I’m building a denoising pipeline with a map-style Dataset and wrapper composition. I’d like some guidance on the best way to reliably get reproducible on-the-fly noise generation.

Current setup

  1. Base Dataset returns a dictionary clean np.ndarray samples from a folder with HDF5 files.
  2. Multiple wrappers are chained to rescale the data, add noise, and transpose (in NumPy).
  3. The DataLoader does the batching/shuffling/custom collate_fn to transform my data to a Tensor.

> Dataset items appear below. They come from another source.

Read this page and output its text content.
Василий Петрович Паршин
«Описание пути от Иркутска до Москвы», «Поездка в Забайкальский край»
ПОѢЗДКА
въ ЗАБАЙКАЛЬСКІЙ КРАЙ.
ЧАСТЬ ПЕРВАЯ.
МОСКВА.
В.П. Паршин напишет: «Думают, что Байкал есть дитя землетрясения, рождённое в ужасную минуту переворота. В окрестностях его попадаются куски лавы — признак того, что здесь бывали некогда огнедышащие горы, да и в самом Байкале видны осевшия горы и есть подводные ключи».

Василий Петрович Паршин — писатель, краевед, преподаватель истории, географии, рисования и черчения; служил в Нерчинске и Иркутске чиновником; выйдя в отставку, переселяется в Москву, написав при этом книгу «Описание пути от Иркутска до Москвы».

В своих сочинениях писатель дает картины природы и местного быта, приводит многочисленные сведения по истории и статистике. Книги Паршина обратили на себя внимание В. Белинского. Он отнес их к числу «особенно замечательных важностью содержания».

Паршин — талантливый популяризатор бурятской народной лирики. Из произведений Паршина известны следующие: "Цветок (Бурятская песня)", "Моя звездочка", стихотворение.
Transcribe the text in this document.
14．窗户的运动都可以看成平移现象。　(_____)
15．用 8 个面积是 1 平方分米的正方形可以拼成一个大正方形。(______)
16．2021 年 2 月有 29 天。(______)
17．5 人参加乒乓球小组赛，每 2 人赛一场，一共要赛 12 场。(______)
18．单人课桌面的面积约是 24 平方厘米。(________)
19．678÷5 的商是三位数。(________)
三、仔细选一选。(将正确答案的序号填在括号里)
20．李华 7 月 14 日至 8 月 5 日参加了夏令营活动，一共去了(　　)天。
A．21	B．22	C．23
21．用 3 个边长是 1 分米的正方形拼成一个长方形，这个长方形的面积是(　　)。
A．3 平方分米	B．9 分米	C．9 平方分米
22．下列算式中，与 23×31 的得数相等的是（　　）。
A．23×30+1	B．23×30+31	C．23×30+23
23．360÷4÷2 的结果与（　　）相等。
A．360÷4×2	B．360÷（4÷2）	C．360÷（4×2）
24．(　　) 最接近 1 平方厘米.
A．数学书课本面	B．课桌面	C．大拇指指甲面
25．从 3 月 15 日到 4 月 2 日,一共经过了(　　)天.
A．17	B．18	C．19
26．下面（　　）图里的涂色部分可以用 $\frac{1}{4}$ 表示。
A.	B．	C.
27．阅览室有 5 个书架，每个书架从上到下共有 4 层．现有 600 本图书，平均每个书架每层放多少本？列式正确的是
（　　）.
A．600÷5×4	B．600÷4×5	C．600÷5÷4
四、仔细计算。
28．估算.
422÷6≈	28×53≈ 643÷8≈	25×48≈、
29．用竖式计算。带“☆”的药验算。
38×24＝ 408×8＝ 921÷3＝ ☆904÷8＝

The dictionary returned from my base dataset object has the following structure

{
  "data": {
    "clean": <data>
  },
  "metadata": {...}
  "file_metadata": <metadata from the file the sample was taken from, to check correctness>
}

The data in question is multispectral timeseries image data with the following shape per sample: (T, C, H, W) (T=timestep, C=channel)

What I want

  1. Reproducibility across runs.
  2. Option to have:
    • same noise per sample every epoch
    • new noise each epoch, but reproducible based on a starting seed
  3. Stable, no matter num_workers

Design questions

  1. Is it better to derive per-sample RNG inside __getitem__ using:
    • SeedSequence([base_seed, idx]) for fixed noise, or
    • SeedSequence([base_seed, epoch, idx]) for epoch-varying noise?
  2. Is passing a RNG Generator into the noise function the right design, or is there a better approach for PyTorch.
  3. With persistent_workers=True, how do I propagate epoch state to worker-side dataset copies?
  4. Is passing an np.random.Generator into noise functions the correct approach, or is there a better PyTorch pattern?
  5. Any gotchas mixing DataLoader(generator=...) seeding with NumPy RNG seeding?

Hope to hear your thoughts. This is also my first time working wityh PyTorch in this way, so open for feedback! If code snippets are needed, let me know.